For reference, here is a list of all AST node types:
AST Tag | Raku Type | Description |
---|---|---|
array | Array[Any] | Array object type, e.g. [ 0 0 612 792 ] |
body | Array[Hash] | The FDF/PDF body consisting of ind-obj and comment entries. A PDF with revisions has multiple body segments |
bool | Bool | Boolean object type, e.g. true [1] |
comment | Str | (Write only) a comment string |
cos | Hash | A PDF or FDF document, consisting of a header and body array |
dict | Hash | Dictionary object type, e.g. << /Type /Catalog /Pages 3 0 R >> |
encoded | Str | Raw encoded stream data. This is returned as a latin-1 byte-string. |
entries | Array[Hash] | A list of entries in a cross reference segment |
decoded | Str | Uncompressed/unencrypted stream data |
gen-num | UInt | Object generation number |
header | Hash | PDF or FDF header, e.g. %PDF1.4 |
hex-string | Str | A hex-string, e.g. <736e6f6f7079> |
ind-ref | Array[UInt] | An indirect reference, .e.g. 23 2 R |
ind-obj | Any | An indirect object.

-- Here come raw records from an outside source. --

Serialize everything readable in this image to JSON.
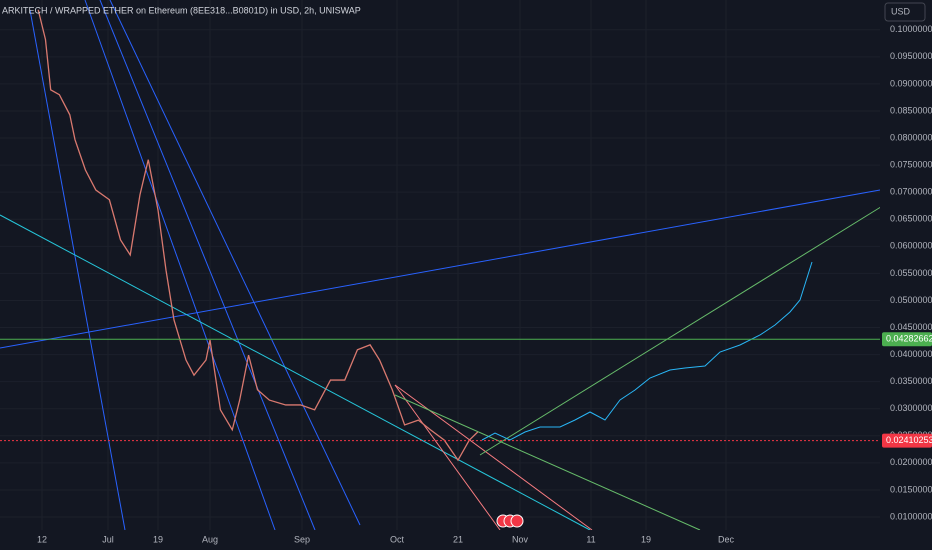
{
  "chart_data": {
    "type": "line",
    "title": "ARKITECH / WRAPPED ETHER on Ethereum (8EE318...B0801D) in USD, 2h, UNISWAP",
    "currency": "USD",
    "x": [
      10,
      12,
      13.5,
      16,
      19,
      20.5,
      23.5,
      26.5,
      30.5,
      34.5,
      38,
      41.5,
      44.5,
      48,
      50,
      52,
      55,
      57,
      60,
      61,
      64.5,
      68.5,
      71,
      74,
      77,
      81,
      86.5,
      91.5,
      96,
      101,
      105.5,
      109.5,
      113.5,
      116.5,
      120.5,
      124.5,
      129,
      133,
      137.5,
      142,
      144,
      145.5
    ],
    "series": [
      {
        "color": "#d9796f",
        "values": [
          0.1037,
          0.0982,
          0.0889,
          0.088,
          0.0843,
          0.0797,
          0.0741,
          0.0704,
          0.0686,
          0.0612,
          0.0584,
          0.0695,
          0.076,
          0.0667,
          0.0556,
          0.0464,
          0.039,
          0.0362,
          0.039,
          0.0427,
          0.0298,
          0.0261,
          0.0316,
          0.0399,
          0.0335,
          0.0316,
          0.0307,
          0.0307,
          0.0298,
          0.0353,
          0.0353,
          0.0409,
          0.0418,
          0.039,
          0.0335,
          0.027,
          0.0279,
          0.0261,
          0.0242,
          0.0205,
          0.0242,
          0.0257
        ]
      }
    ],
    "xlim": [
      0,
      205
    ],
    "xticks": [
      {
        "value": 11,
        "label": "12"
      },
      {
        "value": 30,
        "label": "Jul"
      },
      {
        "value": 48,
        "label": "19"
      },
      {
        "value": 61,
        "label": "Aug"
      },
      {
        "value": 92,
        "label": "Sep"
      },
      {
        "value": 122,
        "label": "Oct"
      },
      {
        "value": 142,
        "label": "21"
      },
      {
        "value": 153,
        "label": "Nov"
      },
      {
        "value": 163,
        "label": "11"
      },
      {
        "value": 171,
        "label": "19"
      },
      {
        "value": 183,
        "label": "Dec"
      }
    ],
    "ylim": [
      0.0076,
      0.1055
    ],
    "yticks": [
      {
        "value": 0.01,
        "label": "0.01000000"
      },
      {
        "value": 0.015,
        "label": "0.01500000"
      },
      {
        "value": 0.02,
        "label": "0.02000000"
      },
      {
        "value": 0.025,
        "label": "0.02500000"
      },
      {
        "value": 0.03,
        "label": "0.03000000"
      },
      {
        "value": 0.035,
        "label": "0.03500000"
      },
      {
        "value": 0.04,
        "label": "0.04000000"
      },
      {
        "value": 0.045,
        "label": "0.04500000"
      },
      {
        "value": 0.05,
        "label": "0.05000000"
      },
      {
        "value": 0.055,
        "label": "0.05500000"
      },
      {
        "value": 0.06,
        "label": "0.06000000"
      },
      {
        "value": 0.065,
        "label": "0.06500000"
      },
      {
        "value": 0.07,
        "label": "0.07000000"
      },
      {
        "value": 0.075,
        "label": "0.07500000"
      },
      {
        "value": 0.08,
        "label": "0.08000000"
      },
      {
        "value": 0.085,
        "label": "0.08500000"
      },
      {
        "value": 0.09,
        "label": "0.09000000"
      },
      {
        "value": 0.095,
        "label": "0.09500000"
      },
      {
        "value": 0.1,
        "label": "0.10000000"
      }
    ],
    "price_lines": [
      {
        "value": 0.04282662,
        "color": "#4caf50",
        "dashed": false
      },
      {
        "value": 0.02410253,
        "color": "#f23645",
        "dashed": true
      }
    ],
    "grid": true
  }
}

This is a three element array that contains an object number, generation number and the object |
int | Int | Integer object type, e.g. 42 [1] |
obj-count | UInt | object count/number of entries in a cross reference segment |
obj-first-num | UInt | object first number in a cross reference segment |
obj-num | UInt | Object number |
offset | UInt | byte offset of an indirect object in the file. |
literal | Str | A literal string, e.g. (Hello, World!) |
name | Str | Name string, e.g. /Fred |
null | Mu | Null object type, e.g. null [1] |
real | Real | Real object type, e.g. 42.0 [1] |
start | UInt | Start position of stream data (returned by ind-obj-nibble rule) |
startxref | UInt | byte offset from the start of the file to the start of the trailer |
stream | Hash | Stream object type. A dictionary indirect object followed by stream data |
trailer | Hash | Trailer. This typically contains the trailer dict entry. |
type | Str | Document type; ‘pdf’, or ‘fdf’ |
version | Rat | The PDF / FDF version number, parsed from the header |
Note [1] Types bool
, int
, real
, and null
don’t appear in lite
mode.
See also
- PDF - Raku module for PDF manipulation, including compression, encryption and reading and writing of PDF data.